– Что случилось? – спросил он Функеля, забыв произнести утреннее «гутен морген» или «хайль».
– Сами взгляните, – брезгливо ответил тот. Майер окинул машину взглядом и сразу же поинтересовался:
– И кто же его?
Функель, успевший вылезти из машины, лишь пожал плечами.
Майер открыл дверцу и, согнувшись, полез к застывшему Мюллеру. Пристрелили обер-лейтенанта в спину, но вокруг окровавленного отверстия порохового нагару не было. А если это так, что точно может установить лишь экспертиза, то стреляли не в упор и, значит, убийство произошло не в машине. На полу авто лежали раздавленная кем-то фуражка убитого и шинель, которая сползла во время поездки. Майер подхватил ее, чтобы прикрыть безразличного теперь к его заботам обер-лейтенанта, и тут из кармана выпали прекрасные, великолепной работы перчатки. Майер снова мимоходом обратил внимание на их изысканность, и ему вспомнилось, как позапрошлым вечером Мюллер чуть ли не перед каждым хвалился французским коньяком «Мартель» высшего качества и ананасами, а также вот этими перчатками, которые ему прислала из оккупированного Парижа некая Эльза, обеспеченная дочка юнкера-богача из Восточной Пруссии. «Мартелы, – для всех моих друзей! – лез с бутылками охмелевший Мюллер. – Девичье внимание и ласка – только для меня!» Похвалялся, бедняга, после войны жениться на Эльзе, а повенчался с костлявой… Но выпитые бутылки исправно оставлял повсюду, в любой компании…

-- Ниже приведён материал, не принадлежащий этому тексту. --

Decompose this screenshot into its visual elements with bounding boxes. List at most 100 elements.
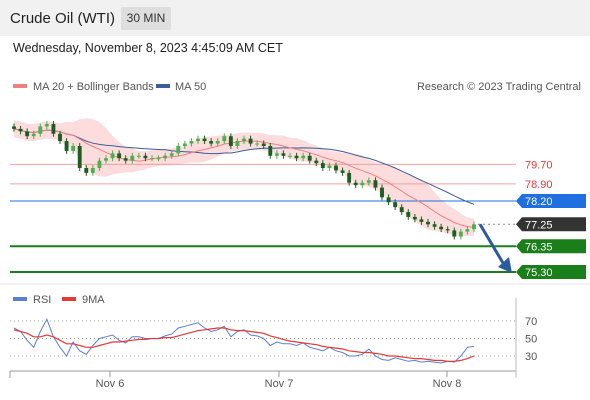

– Вам, гауптман, стоит лично доложить Хейпишу об убийстве Мюллера, – посоветовал Майер. – Будет плохо, если доложит кто-нибудь другой. А так все выйдет удачно – вы, насколько я понимаю, пожалуй, первым оказались на месте преступления.
– Именно так! – горячо подхватил Функель. – Я для этого и прибыл непосредственно сюда. Но как же узнать, когда появится герр штурмбаннфюрер?
– Он здесь, у себя в кабинете.
– Чего же вы до сих пор молчали, Вилли?
– Боже мой, вам, гауптман, все надо разжевывать до мелочей. Неужели вы полагаете, что я по собственной воле торчу тут с раннего утра?
– Да, да, дорогой Вилли, я об этом не подумал… Невосполнимая утрата бедняги Мюллера совершенно выбила меня из колеи. Но, Вилли, не откажите в маленькой любезности…
– Слушаю вас.
– Я желал бы зайти к Хейнишу вместе с вами. Вы же его любимец, и ваше присутствие, надеюсь, немного сдержит целиком оправданный гнев господина штурмбаннфюрера.
– Согласен! В этом деликатном деле я охотно составлю вам компанию.
– О, Вилли, даже не знаю, чем вас отблагодарить…
– Это не беда, зато я знаю, – белозубо усмехнулся Майер. – Подведем итоги в казино, не так ли?
– О чем речь, Вилли? Безусловно, так.
– Ну а этого, – Майер презрительно качнул головой в сторону совершенно ошеломленного полицая, – пока что сдадим под стражу. Пусть будет нашим козлом отпущения!
В кабинете Хейниш был не один. Вокруг штурмбаннфюрера скучилось несколько офицеров СД и даже двое абверовцев. Значит, происшествия ночи, очевидно, не ограничились только одним чрезвычайным происшествием, ведь о гибели Мюллера никто из присутствующих еще не мог знать.
Хейниш оторвался от бумаг и вопросительно посмотрел на Функеля.
– Что у вас стряслось в такую рань?
– Мюллер убит! – выдавил из себя Функель.
– Четыре! – как-то странно отметил Хейниш. Он взял карандаш и начал его затачивать. Он всегда так делал, если чувствовал, что начинает нервничать, а внешнюю выдержку при любых обстоятельствах штурмбаннфюрер считал одним из наивысших достоинств в нордическом характере истинного арийца. Однако в последнее время дела шли до того скверно, что все карандаши были тщательно заточены и, чтобы успокоить нервы, приходилось какой-нибудь из них специально ломать.